2.2. Modelo de evaluación del impacto de Chang

Descripción del modelo

Modelo planteado por Chang (2000) desde un punto de vista práctico como material de apoyo a los responsables de planificar, impartir y evaluar la formación.

Describiremos cada una de las fases del Modelo IDEAMS de forma pormenorizada. La primera fase consiste en identificar las necesidades de formación (I), para ello se debe decidir si la formación puede mejorar el rendimiento laboral y como puede lograrlo. En esta fase se tendrán que definir y determinar las metas a conseguir por medio del proceso de formación. La segunda fase hace referencia a la elección y diseño (D) del enfoque de formación más adecuado a los propósitos definidos en la primera fase para, de esta forma, conseguir mejorar el rendimiento laboral de los profesionales a quienes va dirigida la formación.

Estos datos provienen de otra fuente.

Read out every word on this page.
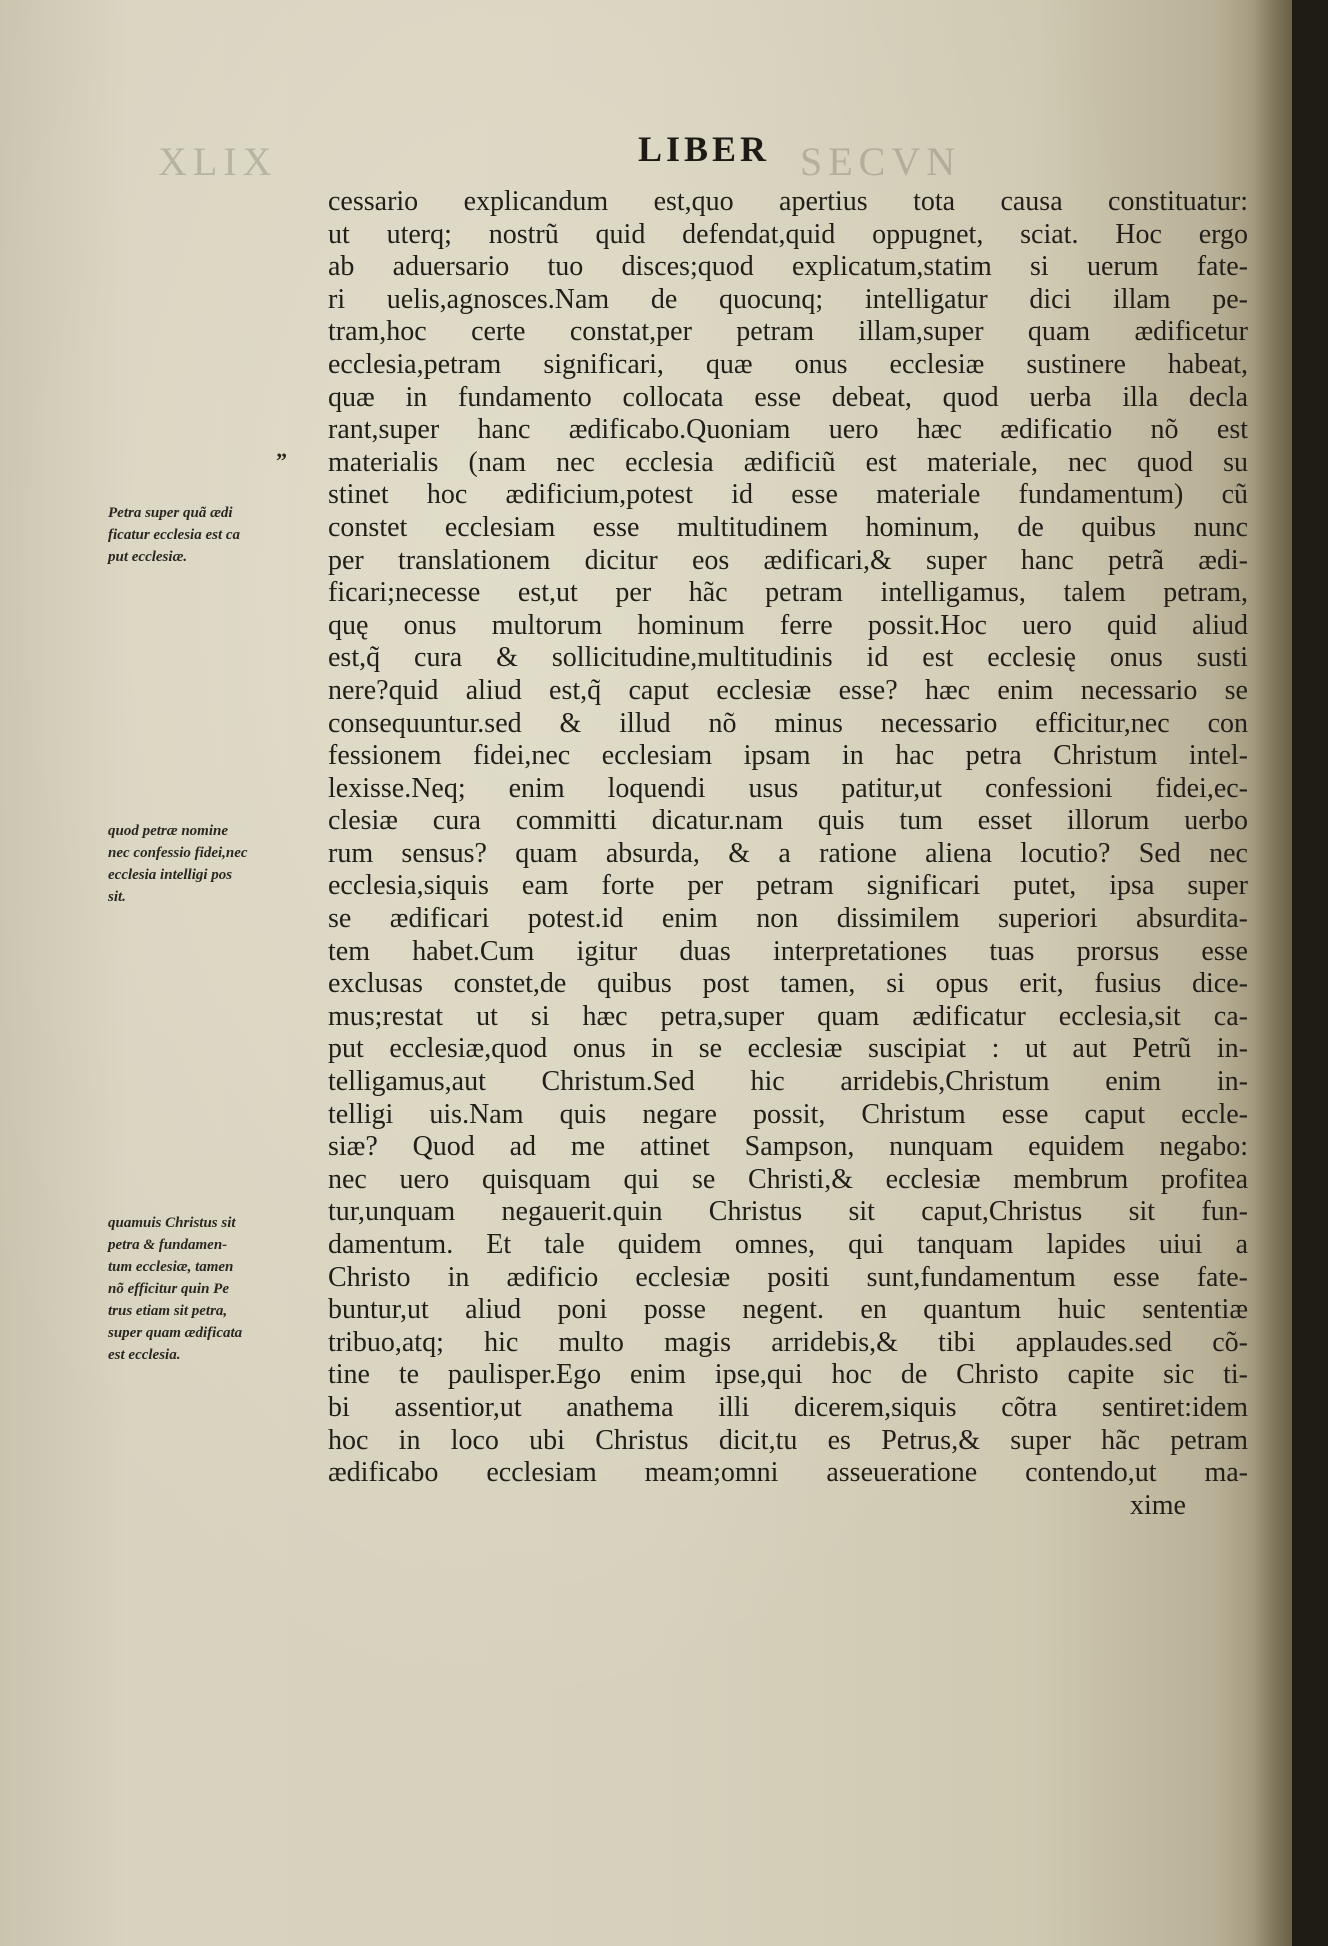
XLIX	SECVN
LIBER
”
Petra super quã ædi
ficatur ecclesia est ca
put ecclesiæ.
quod petræ nomine
nec confessio fidei,nec
ecclesia intelligi pos
sit.
quamuis Christus sit
petra & fundamen-
tum ecclesiæ, tamen
nõ efficitur quin Pe
trus etiam sit petra,
super quam ædificata
est ecclesia.
cessario explicandum est,quo apertius tota causa constituatur:
ut uterq; nostrũ quid defendat,quid oppugnet, sciat. Hoc ergo
ab aduersario tuo disces;quod explicatum,statim si uerum fate-
ri uelis,agnosces.Nam de quocunq; intelligatur dici illam pe-
tram,hoc certe constat,per petram illam,super quam ædificetur
ecclesia,petram significari, quæ onus ecclesiæ sustinere habeat,
quæ in fundamento collocata esse debeat, quod uerba illa decla
rant,super hanc ædificabo.Quoniam uero hæc ædificatio nõ est
materialis (nam nec ecclesia ædificiũ est materiale, nec quod su
stinet hoc ædificium,potest id esse materiale fundamentum) cũ
constet ecclesiam esse multitudinem hominum, de quibus nunc
per translationem dicitur eos ædificari,& super hanc petrã ædi-
ficari;necesse est,ut per hãc petram intelligamus, talem petram,
quę onus multorum hominum ferre possit.Hoc uero quid aliud
est,q̃ cura & sollicitudine,multitudinis id est ecclesię onus susti
nere?quid aliud est,q̃ caput ecclesiæ esse? hæc enim necessario se
consequuntur.sed & illud nõ minus necessario efficitur,nec con
fessionem fidei,nec ecclesiam ipsam in hac petra Christum intel-
lexisse.Neq; enim loquendi usus patitur,ut confessioni fidei,ec-
clesiæ cura committi dicatur.nam quis tum esset illorum uerbo
rum sensus? quam absurda, & a ratione aliena locutio? Sed nec
ecclesia,siquis eam forte per petram significari putet, ipsa super
se ædificari potest.id enim non dissimilem superiori absurdita-
tem habet.Cum igitur duas interpretationes tuas prorsus esse
exclusas constet,de quibus post tamen, si opus erit, fusius dice-
mus;restat ut si hæc petra,super quam ædificatur ecclesia,sit ca-
put ecclesiæ,quod onus in se ecclesiæ suscipiat : ut aut Petrũ in-
telligamus,aut Christum.Sed hic arridebis,Christum enim in-
telligi uis.Nam quis negare possit, Christum esse caput eccle-
siæ? Quod ad me attinet Sampson, nunquam equidem negabo:
nec uero quisquam qui se Christi,& ecclesiæ membrum profitea
tur,unquam negauerit.quin Christus sit caput,Christus sit fun-
damentum. Et tale quidem omnes, qui tanquam lapides uiui a
Christo in ædificio ecclesiæ positi sunt,fundamentum esse fate-
buntur,ut aliud poni posse negent. en quantum huic sententiæ
tribuo,atq; hic multo magis arridebis,& tibi applaudes.sed cõ-
tine te paulisper.Ego enim ipse,qui hoc de Christo capite sic ti-
bi assentior,ut anathema illi dicerem,siquis cõtra sentiret:idem
hoc in loco ubi Christus dicit,tu es Petrus,& super hãc petram
ædificabo ecclesiam meam;omni asseueratione contendo,ut ma-
xime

En la tercera fase se deben elaborar (E) las herramientas necesarias para llevar a cabo la formación o entrenamiento de los asistentes. En este punto conviene diseñar y construir tanto el material bibliográfico como audiovisual o de apoyo. En cuarto lugar nos encontramos con la fase de puesta en práctica de lo diseñado anteriormente, propiamente la fase de aplicación (A) de las técnicas de formación. Aunque se trata de un proceso flexible y abierto, no por ello hay a dejar de lado la rigurosidad a la hora de seguir los pasos que se fijan en el diseño. Cabe destacar que la improvisación en este tipo de procesos de evaluación de la formación puede llevar al fracaso y a la no-consecución de los objetivos planteados a priori. La quinta fase que plantea Chang alude a la evaluación y medición (M) de los resultados de la formación, aquí se evaluará la consecución de objetivos y los logros en la mejora del rendimiento actual. Asimismo, éste será el momento de rectificar posibles deficiencias halladas durante el proceso. Es en la sexta fase donde encontramos alusiones explícitas a la evaluación del impacto a medio y largo plazo. Mediante el seguimiento (S) y la consolidación de las adquisiciones, tanto a nivel individual como de organización, se consigue que los efectos positivos, fruto del proceso de formación, se mantengan en el tiempo.

Ventajas e inconvenientes

Como se ha podido comprobar en el desarrollo de las características fundamentales del modelo, se trata de un modelo diseñado en base a un proceso sistemático con la descripción de cada una de las fases de forma pormenorizada con lo que posee gran aplicación práctica y resulta esencial para evaluadores que se enfrenten por primera vez a la tarea de valorar un programa de formación. Por otra parte se trata de un proceso que contiene una fase de evaluación del impacto propiamente dicho y en él se describen detalladamente las acciones a lleva a cabo para que los efectos positivos que hemos conseguido con el programa se mantengan en el tiempo. Uno de los posibles inconvenientes de la aplicación de este modelo es el desarrollo detallado de cada una de las fases. Esto supone que el evaluador debe tener un gran conocimiento sobre cada una de las fases ya que no de dan claves para desarrollarlas.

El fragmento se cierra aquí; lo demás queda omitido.